Ingatan paling kuat kita tentang Baggio adalah seorang yang kalah. Dengan paha dibalut akibat cedera, bintang Italia itu gagal menjadi eksekutor penalti saat Italia bertarung melawan Brasil di final Piala Dunia 1994. Begitu tendangannya melesat di atas mistar gawang Claudio Taffarel, Baggio hanya bisa menunduk, menutup wajah dengan kedua belah tangannya, sementara pemain Brasil bersorak di belakangnya. Momen inilah yang paling banyak dimuat media massa kala itu dan Baggio mengaku tak pernah melupakannya. ”Sampai mati ingatan itu akan saya bawa,” ujarnya. Namun, 16 tahun setelah kenangan pahit di Pasadena tersebut, Il Divin Codino alias si Kuda Poni itu kembali memesona lewat penghargaan khusus Nobel.
Perjalanan Baggio sebagai aktivis sosial dimulai begitu berhenti sebagai pemain profesional pada 2004. Praktis menghindar dari sorot lampu, Baggio mengabdikan waktunya sebagai duta PBB untuk program pangan dan pertanian. Mantan bintang Fiorentina, Juventus, AC Milan, dan Inter Milan itu berkeliling dunia berkampanye untuk memberantas kelaparan.

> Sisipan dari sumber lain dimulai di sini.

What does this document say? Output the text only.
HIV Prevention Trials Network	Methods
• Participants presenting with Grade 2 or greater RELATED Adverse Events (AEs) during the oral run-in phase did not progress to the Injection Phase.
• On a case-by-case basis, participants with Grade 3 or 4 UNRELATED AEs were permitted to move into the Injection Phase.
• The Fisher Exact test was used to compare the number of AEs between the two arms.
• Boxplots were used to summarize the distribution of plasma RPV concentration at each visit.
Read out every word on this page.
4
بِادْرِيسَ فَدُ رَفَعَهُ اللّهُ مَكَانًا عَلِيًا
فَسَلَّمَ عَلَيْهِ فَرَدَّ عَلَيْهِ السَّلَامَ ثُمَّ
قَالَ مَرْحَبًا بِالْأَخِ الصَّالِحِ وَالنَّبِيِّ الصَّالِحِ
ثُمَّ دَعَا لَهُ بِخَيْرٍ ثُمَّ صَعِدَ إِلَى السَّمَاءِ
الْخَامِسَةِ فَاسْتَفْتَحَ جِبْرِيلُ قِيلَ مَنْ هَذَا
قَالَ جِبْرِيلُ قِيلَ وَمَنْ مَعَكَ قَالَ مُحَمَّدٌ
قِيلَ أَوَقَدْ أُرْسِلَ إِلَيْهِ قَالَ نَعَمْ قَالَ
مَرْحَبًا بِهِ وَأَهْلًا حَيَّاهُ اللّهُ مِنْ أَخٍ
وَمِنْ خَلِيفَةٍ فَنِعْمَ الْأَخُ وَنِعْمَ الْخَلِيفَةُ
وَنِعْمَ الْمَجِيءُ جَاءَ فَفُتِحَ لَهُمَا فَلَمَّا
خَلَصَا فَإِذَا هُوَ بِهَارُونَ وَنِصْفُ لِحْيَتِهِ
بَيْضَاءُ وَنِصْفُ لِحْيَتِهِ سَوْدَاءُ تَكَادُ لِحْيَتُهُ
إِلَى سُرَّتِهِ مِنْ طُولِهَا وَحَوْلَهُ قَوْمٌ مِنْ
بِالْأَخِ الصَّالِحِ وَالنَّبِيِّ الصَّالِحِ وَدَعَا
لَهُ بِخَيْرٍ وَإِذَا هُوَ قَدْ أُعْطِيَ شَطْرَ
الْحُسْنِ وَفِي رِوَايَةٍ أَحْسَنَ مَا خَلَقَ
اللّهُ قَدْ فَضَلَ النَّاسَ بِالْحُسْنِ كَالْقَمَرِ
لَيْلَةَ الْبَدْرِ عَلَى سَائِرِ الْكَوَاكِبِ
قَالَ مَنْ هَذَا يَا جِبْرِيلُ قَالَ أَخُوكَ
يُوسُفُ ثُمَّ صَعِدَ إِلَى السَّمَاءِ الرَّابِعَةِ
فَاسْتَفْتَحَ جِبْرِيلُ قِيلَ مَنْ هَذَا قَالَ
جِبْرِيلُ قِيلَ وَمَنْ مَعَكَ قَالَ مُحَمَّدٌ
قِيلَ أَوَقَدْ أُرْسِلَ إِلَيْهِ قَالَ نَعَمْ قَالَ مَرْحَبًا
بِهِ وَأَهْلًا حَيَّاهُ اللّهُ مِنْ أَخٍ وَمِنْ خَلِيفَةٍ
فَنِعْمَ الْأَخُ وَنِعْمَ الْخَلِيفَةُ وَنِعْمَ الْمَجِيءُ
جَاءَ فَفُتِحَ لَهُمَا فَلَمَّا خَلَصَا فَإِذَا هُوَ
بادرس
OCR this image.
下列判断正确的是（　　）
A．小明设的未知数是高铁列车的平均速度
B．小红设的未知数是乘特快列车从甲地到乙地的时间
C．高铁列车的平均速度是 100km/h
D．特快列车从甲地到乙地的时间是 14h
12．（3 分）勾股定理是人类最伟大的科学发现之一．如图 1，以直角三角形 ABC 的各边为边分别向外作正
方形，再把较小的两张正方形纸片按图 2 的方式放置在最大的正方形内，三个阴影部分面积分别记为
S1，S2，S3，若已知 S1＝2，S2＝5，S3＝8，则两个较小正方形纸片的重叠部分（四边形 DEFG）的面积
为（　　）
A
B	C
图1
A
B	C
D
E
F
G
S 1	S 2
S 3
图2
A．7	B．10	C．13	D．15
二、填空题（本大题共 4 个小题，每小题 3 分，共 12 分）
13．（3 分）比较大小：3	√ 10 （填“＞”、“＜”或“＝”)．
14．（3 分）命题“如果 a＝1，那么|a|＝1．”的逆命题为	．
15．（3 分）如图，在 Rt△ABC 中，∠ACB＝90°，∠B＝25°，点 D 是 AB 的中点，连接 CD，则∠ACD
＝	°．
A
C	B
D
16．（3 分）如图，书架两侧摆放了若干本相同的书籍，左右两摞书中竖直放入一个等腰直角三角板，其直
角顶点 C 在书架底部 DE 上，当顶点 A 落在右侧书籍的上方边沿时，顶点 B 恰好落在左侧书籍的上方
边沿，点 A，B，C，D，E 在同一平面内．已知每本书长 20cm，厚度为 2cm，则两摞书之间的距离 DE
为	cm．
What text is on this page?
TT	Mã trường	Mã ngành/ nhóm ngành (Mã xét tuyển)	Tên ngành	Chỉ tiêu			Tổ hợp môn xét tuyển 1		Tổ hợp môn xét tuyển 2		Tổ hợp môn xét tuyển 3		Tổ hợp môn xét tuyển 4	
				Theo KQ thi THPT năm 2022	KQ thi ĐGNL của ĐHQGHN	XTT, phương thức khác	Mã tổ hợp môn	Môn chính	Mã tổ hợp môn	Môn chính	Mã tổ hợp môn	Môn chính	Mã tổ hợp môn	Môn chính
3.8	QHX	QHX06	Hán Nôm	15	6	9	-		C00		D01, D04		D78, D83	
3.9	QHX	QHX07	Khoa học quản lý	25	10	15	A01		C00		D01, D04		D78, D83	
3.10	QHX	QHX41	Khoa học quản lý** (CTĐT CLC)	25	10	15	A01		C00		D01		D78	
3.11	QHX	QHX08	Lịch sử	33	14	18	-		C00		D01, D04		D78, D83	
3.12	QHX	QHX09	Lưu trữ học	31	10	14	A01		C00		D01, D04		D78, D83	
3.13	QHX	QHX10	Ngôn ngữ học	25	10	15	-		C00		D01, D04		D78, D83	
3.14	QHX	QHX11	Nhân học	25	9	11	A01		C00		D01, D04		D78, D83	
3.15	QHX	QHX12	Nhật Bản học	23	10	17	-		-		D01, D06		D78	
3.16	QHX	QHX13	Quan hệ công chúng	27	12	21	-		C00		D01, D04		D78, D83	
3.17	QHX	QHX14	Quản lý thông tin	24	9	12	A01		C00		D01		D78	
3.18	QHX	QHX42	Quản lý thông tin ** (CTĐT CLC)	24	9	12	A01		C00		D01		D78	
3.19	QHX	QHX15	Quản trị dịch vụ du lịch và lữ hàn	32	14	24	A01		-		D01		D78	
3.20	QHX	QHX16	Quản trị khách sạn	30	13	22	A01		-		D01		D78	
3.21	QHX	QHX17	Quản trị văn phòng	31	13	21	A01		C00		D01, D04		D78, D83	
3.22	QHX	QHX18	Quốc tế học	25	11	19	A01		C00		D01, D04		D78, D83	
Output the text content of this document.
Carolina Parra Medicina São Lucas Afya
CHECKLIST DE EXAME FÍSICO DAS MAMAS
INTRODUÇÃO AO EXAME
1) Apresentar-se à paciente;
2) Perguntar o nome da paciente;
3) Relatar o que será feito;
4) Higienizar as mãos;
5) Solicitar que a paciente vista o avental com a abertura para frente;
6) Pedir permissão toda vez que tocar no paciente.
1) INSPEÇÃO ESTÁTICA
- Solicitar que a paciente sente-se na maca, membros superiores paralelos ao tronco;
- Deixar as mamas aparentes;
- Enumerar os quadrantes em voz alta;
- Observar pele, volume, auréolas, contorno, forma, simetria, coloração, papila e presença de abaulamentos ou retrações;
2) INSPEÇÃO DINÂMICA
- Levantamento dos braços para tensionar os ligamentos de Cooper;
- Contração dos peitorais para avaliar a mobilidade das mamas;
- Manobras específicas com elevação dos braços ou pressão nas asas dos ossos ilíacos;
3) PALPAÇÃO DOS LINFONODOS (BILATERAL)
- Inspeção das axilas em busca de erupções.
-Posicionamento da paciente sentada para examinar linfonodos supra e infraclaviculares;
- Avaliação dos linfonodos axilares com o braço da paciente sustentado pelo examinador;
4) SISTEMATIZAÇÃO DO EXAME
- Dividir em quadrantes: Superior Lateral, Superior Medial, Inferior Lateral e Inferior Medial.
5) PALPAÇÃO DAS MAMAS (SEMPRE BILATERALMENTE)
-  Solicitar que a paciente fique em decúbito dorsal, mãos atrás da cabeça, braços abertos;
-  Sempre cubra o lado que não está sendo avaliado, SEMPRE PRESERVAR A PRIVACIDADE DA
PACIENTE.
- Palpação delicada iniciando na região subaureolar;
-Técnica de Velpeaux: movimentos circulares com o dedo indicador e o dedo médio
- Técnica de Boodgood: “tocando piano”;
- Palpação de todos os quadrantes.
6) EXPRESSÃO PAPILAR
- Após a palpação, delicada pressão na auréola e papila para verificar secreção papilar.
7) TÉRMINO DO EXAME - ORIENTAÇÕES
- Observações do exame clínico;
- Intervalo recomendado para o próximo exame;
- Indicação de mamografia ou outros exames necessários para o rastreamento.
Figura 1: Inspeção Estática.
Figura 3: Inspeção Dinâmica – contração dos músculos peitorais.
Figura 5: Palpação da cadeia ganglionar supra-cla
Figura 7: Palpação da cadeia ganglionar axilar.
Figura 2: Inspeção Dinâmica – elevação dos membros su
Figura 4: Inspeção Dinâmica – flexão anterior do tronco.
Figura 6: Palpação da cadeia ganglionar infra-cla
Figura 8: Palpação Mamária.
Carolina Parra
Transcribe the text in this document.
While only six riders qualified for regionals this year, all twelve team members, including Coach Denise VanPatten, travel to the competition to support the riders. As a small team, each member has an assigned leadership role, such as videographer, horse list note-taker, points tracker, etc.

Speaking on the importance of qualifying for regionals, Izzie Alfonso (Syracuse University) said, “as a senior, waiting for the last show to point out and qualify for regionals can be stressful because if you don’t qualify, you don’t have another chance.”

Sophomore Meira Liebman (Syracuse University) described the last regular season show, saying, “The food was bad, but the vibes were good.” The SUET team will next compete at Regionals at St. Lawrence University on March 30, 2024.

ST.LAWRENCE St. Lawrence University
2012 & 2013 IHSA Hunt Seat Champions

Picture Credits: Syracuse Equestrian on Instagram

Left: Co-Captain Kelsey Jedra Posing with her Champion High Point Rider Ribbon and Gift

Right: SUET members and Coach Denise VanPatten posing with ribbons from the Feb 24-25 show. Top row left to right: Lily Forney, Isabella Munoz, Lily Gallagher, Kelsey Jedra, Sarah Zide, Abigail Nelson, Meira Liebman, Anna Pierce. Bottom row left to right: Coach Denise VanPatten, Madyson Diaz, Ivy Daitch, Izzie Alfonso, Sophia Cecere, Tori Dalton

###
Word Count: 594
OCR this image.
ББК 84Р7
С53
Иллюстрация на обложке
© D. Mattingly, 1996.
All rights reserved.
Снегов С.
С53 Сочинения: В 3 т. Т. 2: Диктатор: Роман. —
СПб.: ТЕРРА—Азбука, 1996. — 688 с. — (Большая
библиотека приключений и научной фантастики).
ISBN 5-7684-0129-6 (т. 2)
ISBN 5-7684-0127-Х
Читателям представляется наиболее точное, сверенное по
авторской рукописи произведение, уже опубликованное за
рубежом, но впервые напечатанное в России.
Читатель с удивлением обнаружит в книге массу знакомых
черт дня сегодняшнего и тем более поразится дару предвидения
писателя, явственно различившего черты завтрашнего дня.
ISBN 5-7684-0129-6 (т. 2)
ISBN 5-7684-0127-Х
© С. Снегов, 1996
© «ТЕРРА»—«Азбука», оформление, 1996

Perjalanan sosial Baggio tak berhenti sampai pada soal pangan. Pria kelahiran Caldogno, 18 Februari 1967, itu juga aktif menggalang dana untuk pembangunan dan perbaikan rumah sakit serta tak pernah berhenti berkampanye saat wabah flu burung melanda. Baggio juga selalu tampil pada program-program penggalangan dana untuk korban bencana alam. Penganut ajaran Buddha ini juga terlibat gerakan prodemokrasi untuk mendukung tokoh Myanmar, Aung San Suu Kyi.
Baggio juga masih aktif menggalang dana untuk Stefano Borgonovo, sahabat karibnya sejak di Fiorentina yunior, yang harus dirawat seumur hidupnya akibat penyakit saraf yang tidak pernah ditemukan obatnya.
Perjalanan hidup Baggio yang sangat berwarna tak lepas dari sejarah karier sepak bolanya yang juga penuh air mata. Dalam otobiografinya yang berjudul Una Porta Nel Cielo, Baggio mengaku menangis saat mendengar kabar puluhan penggemarnya terluka saat memprotes kepindahannya dari Fiorentina ke Juventus. Pada 1990 Baggio, yang menjadi ikon bagi pasukan ungu ”La Viola” Fiorentina, dijual ke Juventus dengan rekor harga kala itu, 13,6 juta dollar AS. Belakangan dia mengaku terpaksa menyetujui penjualan tersebut meski hatinya menolak. ”Jauh di lubuk hati, saya masih berwarna ungu,” ujarnya.
Sejak hijrah secara terpaksa dari Fiorentina akibat desakan bisnis, Baggio tumbuh sebagai manusia yang penuh empati. Menurut pengakuannya, pengalaman paling pahitnya bukanlah gagal melakukan eksekusi penalti ke gawang Taffarel, melainkan perasaan muak merasa sebagai komoditas dagang. Jika yang lain meluapkan kemarahannya pada hal-hal yang destruktif, Baggio mengumpulkan energinya untuk mengabdikan diri kepada sesamanya.
Sungguh bintang yang tak pernah redup.